3 thoughts on “18 writing tricks I learned in 2018

  1. susielindau says:

    This is most excellent advice! I’m a faucet girl and turned on the tap during the month of November. I’m back after the holidays. I plan to finish that fantasy in the next week or two, then will move onto wrapping up a screenplay. Then, I’ll do a third revision on a thriller and plan to send it out for professional edits. All in the first quarter with time to spare, I hope.

    I’m impressed that you’re only a grad student, but it doesn’t sound related to writing. Where are you with your novels?

    • alexyuschik says:

      I’m so happy it’s been helpful! 🙂 And wow, way to go, dude! That’s a ton of work done and in a ton of different areas. Do you have a genre that’s your favorite to write or is everything equally fun?

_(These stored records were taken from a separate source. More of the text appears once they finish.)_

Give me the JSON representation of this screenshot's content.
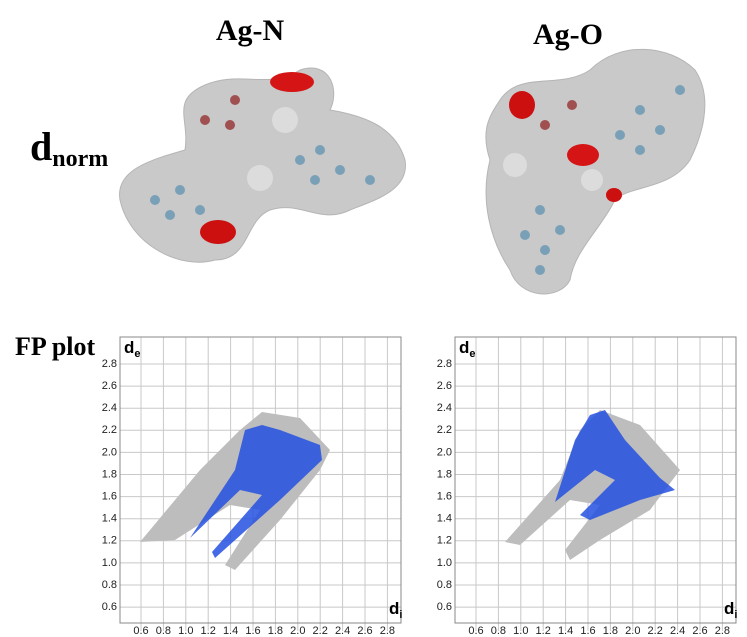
{
  "columns": [
    {
      "title": "Ag-N"
    },
    {
      "title": "Ag-O"
    }
  ],
  "row_labels": {
    "dnorm": {
      "main": "d",
      "sub": "norm"
    },
    "fp": "FP plot"
  },
  "plots": [
    {
      "y_label": {
        "main": "d",
        "sub": "e"
      },
      "x_label": {
        "main": "d",
        "sub": "i"
      },
      "yticks": [
        "2.8",
        "2.6",
        "2.4",
        "2.2",
        "2.0",
        "1.8",
        "1.6",
        "1.4",
        "1.2",
        "1.0",
        "0.8",
        "0.6"
      ],
      "xticks": [
        "0.6",
        "0.8",
        "1.0",
        "1.2",
        "1.4",
        "1.6",
        "1.8",
        "2.0",
        "2.2",
        "2.4",
        "2.6",
        "2.8"
      ]
    },
    {
      "y_label": {
        "main": "d",
        "sub": "e"
      },
      "x_label": {
        "main": "d",
        "sub": "i"
      },
      "yticks": [
        "2.8",
        "2.6",
        "2.4",
        "2.2",
        "2.0",
        "1.8",
        "1.6",
        "1.4",
        "1.2",
        "1.0",
        "0.8",
        "0.6"
      ],
      "xticks": [
        "0.6",
        "0.8",
        "1.0",
        "1.2",
        "1.4",
        "1.6",
        "1.8",
        "2.0",
        "2.2",
        "2.4",
        "2.6",
        "2.8"
      ]
    }
  ]
}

      Thanks! I like to write fantasy (and the occasional scifi), both YA and genre. I have a few projects finished, and I’m trying to polish off revisions on my latest fantasy so I can send it to my agent soon. 🙂

      • susielindau says:

        Excellent! Congrats on landing an agent!

        I’ve been writing thrillers, but the screenplay is magical realism. The fantasy has been challenging, but I went back at it today and am prying my logical brain from mucking it up with logic. LOL!